Brunei’s draconian punishments against women and children violate treaties to which Brunei is party, such as the Convention on the Rights of the Child and the Convention on the Elimination of all Forms of Discrimination Against Women. The use of stoning and amputation in the penal system violates binding customary international law’s absolute prohibition of all forms of torture, and other cruel, inhuman, or degrading treatment or punishment. Brunei’s proposed use of the death penalty for “offenses” such as adultery and homosexuality is a form of arbitrary deprivation of life that violates Brunei’s international legal obligations as described by the United Nations Human Rights Committee’s General Comment No. 36, which states that “under no circumstances can the death penalty ever be applied as a sanction against conduct” that is protected by international law.
In addition to new criminal laws dealing with sex and gender, Brunei has invoked the death penalty for “insult or defamation of the Prophet Mohammad” by both Muslims and non-Muslims, which (along with the other new capital punishment crimes) violates the international principle that the death penalty should be reserved for only “the most serious crimes,” such as those involving intentional killing. Additionally, the criminalization of both Muslims and non-Muslims for “printing, disseminating, importing, broadcasting, and distributing publications against Islamic beliefs,” Brunei violates the rights to freedom of expression and religion.

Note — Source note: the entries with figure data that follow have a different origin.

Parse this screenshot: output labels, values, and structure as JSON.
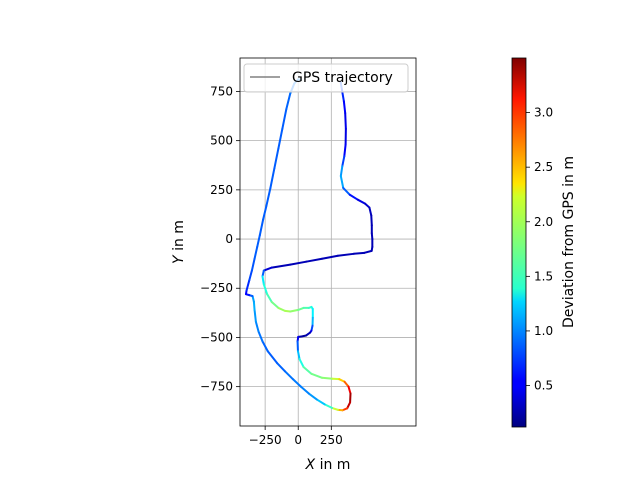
{
  "chart_data": {
    "type": "line",
    "series": [
      {
        "name": "GPS trajectory",
        "color": "#808080",
        "points": [
          [
            320,
            800
          ],
          [
            330,
            760
          ],
          [
            345,
            700
          ],
          [
            355,
            640
          ],
          [
            360,
            560
          ],
          [
            358,
            480
          ],
          [
            348,
            420
          ],
          [
            333,
            370
          ],
          [
            322,
            320
          ],
          [
            340,
            260
          ],
          [
            390,
            225
          ],
          [
            450,
            200
          ],
          [
            505,
            180
          ],
          [
            538,
            160
          ],
          [
            552,
            120
          ],
          [
            556,
            70
          ],
          [
            556,
            30
          ],
          [
            560,
            0
          ],
          [
            560,
            -40
          ],
          [
            555,
            -60
          ],
          [
            500,
            -70
          ],
          [
            420,
            -75
          ],
          [
            300,
            -85
          ],
          [
            180,
            -100
          ],
          [
            60,
            -115
          ],
          [
            -60,
            -130
          ],
          [
            -200,
            -145
          ],
          [
            -260,
            -160
          ],
          [
            -270,
            -190
          ],
          [
            -260,
            -230
          ],
          [
            -235,
            -280
          ],
          [
            -200,
            -320
          ],
          [
            -150,
            -350
          ],
          [
            -100,
            -365
          ],
          [
            -60,
            -368
          ],
          [
            0,
            -360
          ],
          [
            40,
            -350
          ],
          [
            80,
            -350
          ],
          [
            100,
            -345
          ],
          [
            110,
            -355
          ],
          [
            110,
            -400
          ],
          [
            108,
            -440
          ],
          [
            100,
            -465
          ],
          [
            90,
            -475
          ],
          [
            60,
            -490
          ],
          [
            25,
            -495
          ],
          [
            0,
            -497
          ],
          [
            -5,
            -520
          ],
          [
            -2,
            -570
          ],
          [
            10,
            -610
          ],
          [
            40,
            -650
          ],
          [
            100,
            -685
          ],
          [
            180,
            -705
          ],
          [
            260,
            -710
          ],
          [
            310,
            -712
          ],
          [
            350,
            -725
          ],
          [
            380,
            -750
          ],
          [
            395,
            -785
          ],
          [
            392,
            -830
          ],
          [
            370,
            -860
          ],
          [
            335,
            -870
          ],
          [
            300,
            -868
          ],
          [
            255,
            -858
          ],
          [
            200,
            -840
          ],
          [
            140,
            -815
          ],
          [
            80,
            -785
          ],
          [
            20,
            -750
          ],
          [
            -40,
            -712
          ],
          [
            -100,
            -672
          ],
          [
            -160,
            -630
          ],
          [
            -230,
            -570
          ],
          [
            -270,
            -520
          ],
          [
            -300,
            -470
          ],
          [
            -320,
            -420
          ],
          [
            -330,
            -360
          ],
          [
            -335,
            -318
          ],
          [
            -345,
            -290
          ],
          [
            -370,
            -285
          ],
          [
            -395,
            -280
          ],
          [
            -390,
            -260
          ],
          [
            -370,
            -210
          ],
          [
            -350,
            -160
          ],
          [
            -330,
            -100
          ],
          [
            -310,
            -40
          ],
          [
            -290,
            20
          ],
          [
            -265,
            100
          ],
          [
            -240,
            170
          ],
          [
            -210,
            260
          ],
          [
            -180,
            360
          ],
          [
            -150,
            460
          ],
          [
            -120,
            560
          ],
          [
            -90,
            660
          ],
          [
            -60,
            740
          ],
          [
            -30,
            790
          ],
          [
            0,
            812
          ],
          [
            20,
            808
          ]
        ],
        "deviation": [
          0.85,
          0.75,
          0.6,
          0.5,
          0.45,
          0.45,
          0.6,
          0.9,
          1.2,
          1.0,
          0.7,
          0.5,
          0.4,
          0.35,
          0.3,
          0.3,
          0.3,
          0.3,
          0.3,
          0.3,
          0.3,
          0.3,
          0.3,
          0.3,
          0.3,
          0.3,
          0.3,
          0.5,
          1.2,
          1.45,
          1.55,
          1.7,
          1.85,
          1.95,
          1.95,
          1.8,
          1.7,
          1.6,
          1.55,
          1.4,
          1.3,
          1.0,
          0.6,
          0.35,
          0.25,
          0.2,
          0.3,
          0.7,
          1.0,
          1.35,
          1.6,
          1.75,
          1.8,
          1.9,
          2.2,
          2.6,
          2.9,
          3.3,
          3.45,
          3.1,
          2.7,
          2.3,
          1.8,
          1.3,
          1.1,
          1.0,
          0.95,
          0.95,
          0.9,
          0.85,
          0.85,
          0.9,
          0.95,
          1.0,
          1.1,
          1.15,
          1.0,
          0.7,
          0.5,
          0.6,
          0.75,
          0.8,
          0.85,
          0.85,
          0.85,
          0.85,
          0.85,
          0.85,
          0.85,
          0.85,
          0.85,
          0.85,
          0.9,
          0.95,
          1.0,
          1.0
        ]
      }
    ],
    "xlabel": "X in m",
    "xlabel_italic": "X",
    "xlabel_rest": " in m",
    "ylabel": "Y in m",
    "ylabel_italic": "Y",
    "ylabel_rest": " in m",
    "xlim": [
      -440,
      890
    ],
    "ylim": [
      -950,
      920
    ],
    "xticks": [
      -250,
      0,
      250
    ],
    "xtick_labels": [
      "−250",
      "0",
      "250"
    ],
    "yticks": [
      -750,
      -500,
      -250,
      0,
      250,
      500,
      750
    ],
    "ytick_labels": [
      "−750",
      "−500",
      "−250",
      "0",
      "250",
      "500",
      "750"
    ],
    "grid": true,
    "legend": {
      "position": "top-left",
      "label": "GPS trajectory",
      "color": "#808080"
    },
    "colorbar": {
      "label": "Deviation from GPS in m",
      "colormap": "jet",
      "vmin": 0.12,
      "vmax": 3.5,
      "ticks": [
        0.5,
        1.0,
        1.5,
        2.0,
        2.5,
        3.0
      ],
      "tick_labels": [
        "0.5",
        "1.0",
        "1.5",
        "2.0",
        "2.5",
        "3.0"
      ]
    }
  }
}
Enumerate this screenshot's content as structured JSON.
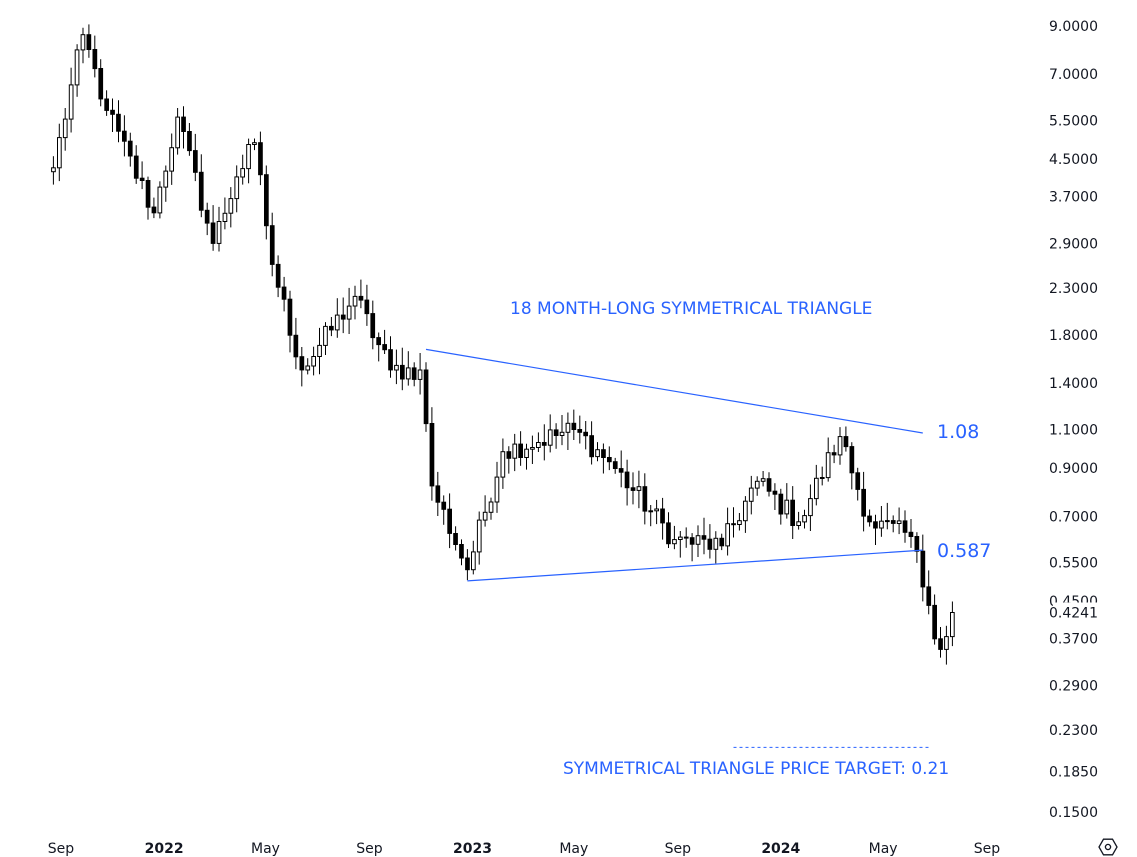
{
  "chart_data": {
    "type": "candlestick",
    "y_scale": "log",
    "ylim": [
      0.14,
      10.0
    ],
    "y_ticks": [
      "9.0000",
      "7.0000",
      "5.5000",
      "4.5000",
      "3.7000",
      "2.9000",
      "2.3000",
      "1.8000",
      "1.4000",
      "1.1000",
      "0.9000",
      "0.7000",
      "0.5500",
      "0.4500",
      "0.3700",
      "0.2900",
      "0.2300",
      "0.1850",
      "0.1500"
    ],
    "y_tick_values": [
      9.0,
      7.0,
      5.5,
      4.5,
      3.7,
      2.9,
      2.3,
      1.8,
      1.4,
      1.1,
      0.9,
      0.7,
      0.55,
      0.45,
      0.37,
      0.29,
      0.23,
      0.185,
      0.15
    ],
    "last_price_label": "0.4241",
    "last_price": 0.4241,
    "x_ticks": [
      {
        "label": "Sep",
        "date": "2021-09-01",
        "bold": false
      },
      {
        "label": "2022",
        "date": "2022-01-01",
        "bold": true
      },
      {
        "label": "May",
        "date": "2022-05-01",
        "bold": false
      },
      {
        "label": "Sep",
        "date": "2022-09-01",
        "bold": false
      },
      {
        "label": "2023",
        "date": "2023-01-01",
        "bold": true
      },
      {
        "label": "May",
        "date": "2023-05-01",
        "bold": false
      },
      {
        "label": "Sep",
        "date": "2023-09-01",
        "bold": false
      },
      {
        "label": "2024",
        "date": "2024-01-01",
        "bold": true
      },
      {
        "label": "May",
        "date": "2024-05-01",
        "bold": false
      },
      {
        "label": "Sep",
        "date": "2024-09-01",
        "bold": false
      }
    ],
    "xlim": [
      "2021-08-18",
      "2024-08-20"
    ],
    "annotations": {
      "triangle_title": "18 MONTH-LONG SYMMETRICAL TRIANGLE",
      "upper_level": "1.08",
      "lower_level": "0.587",
      "target_label": "SYMMETRICAL TRIANGLE PRICE TARGET: 0.21"
    },
    "trendlines": [
      {
        "name": "upper",
        "start": {
          "date": "2022-11-07",
          "value": 1.67
        },
        "end": {
          "date": "2024-06-17",
          "value": 1.08
        }
      },
      {
        "name": "lower",
        "start": {
          "date": "2022-12-26",
          "value": 0.5
        },
        "end": {
          "date": "2024-06-17",
          "value": 0.587
        }
      }
    ],
    "target_line": {
      "value": 0.21,
      "start_date": "2023-11-06",
      "end_date": "2024-06-24"
    },
    "colors": {
      "annotation": "#2962ff",
      "candle": "#000000",
      "up_fill": "#ffffff",
      "down_fill": "#000000",
      "axis_text": "#131722"
    },
    "key_closes": [
      {
        "date": "2021-08-23",
        "close": 4.3
      },
      {
        "date": "2021-09-27",
        "close": 8.6
      },
      {
        "date": "2021-10-25",
        "close": 5.8
      },
      {
        "date": "2021-12-20",
        "close": 3.4
      },
      {
        "date": "2022-01-17",
        "close": 5.6
      },
      {
        "date": "2022-02-28",
        "close": 2.9
      },
      {
        "date": "2022-03-28",
        "close": 4.1
      },
      {
        "date": "2022-04-18",
        "close": 4.9
      },
      {
        "date": "2022-05-09",
        "close": 2.6
      },
      {
        "date": "2022-06-13",
        "close": 1.5
      },
      {
        "date": "2022-08-15",
        "close": 2.2
      },
      {
        "date": "2022-09-26",
        "close": 1.5
      },
      {
        "date": "2022-10-31",
        "close": 1.5
      },
      {
        "date": "2022-11-14",
        "close": 0.82
      },
      {
        "date": "2022-12-26",
        "close": 0.53
      },
      {
        "date": "2023-02-06",
        "close": 0.98
      },
      {
        "date": "2023-05-01",
        "close": 1.1
      },
      {
        "date": "2023-06-12",
        "close": 0.93
      },
      {
        "date": "2023-08-28",
        "close": 0.62
      },
      {
        "date": "2023-10-23",
        "close": 0.6
      },
      {
        "date": "2023-12-04",
        "close": 0.84
      },
      {
        "date": "2024-01-22",
        "close": 0.68
      },
      {
        "date": "2024-03-11",
        "close": 1.06
      },
      {
        "date": "2024-04-15",
        "close": 0.68
      },
      {
        "date": "2024-06-03",
        "close": 0.63
      },
      {
        "date": "2024-06-24",
        "close": 0.44
      },
      {
        "date": "2024-07-08",
        "close": 0.35
      },
      {
        "date": "2024-07-22",
        "close": 0.4241
      }
    ]
  },
  "ui": {
    "settings_icon": "settings-gear-icon"
  }
}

The United States, Britain, France, Germany, the United Nations, and several human rights advocacy organizations have joined in condemning the new penalties in Brunei. So far, no sanctions, divestments, or legal challenges have been implemented. China, Singapore, Malaysia, the United States, the United Kingdom, and Germany (respectively) remain Brunei’s largest trading partners, making billions of dollars on exports to the country every year. If Brunei is making these changes to increase their foreign investments, maybe these countries should put their money where their outrage is.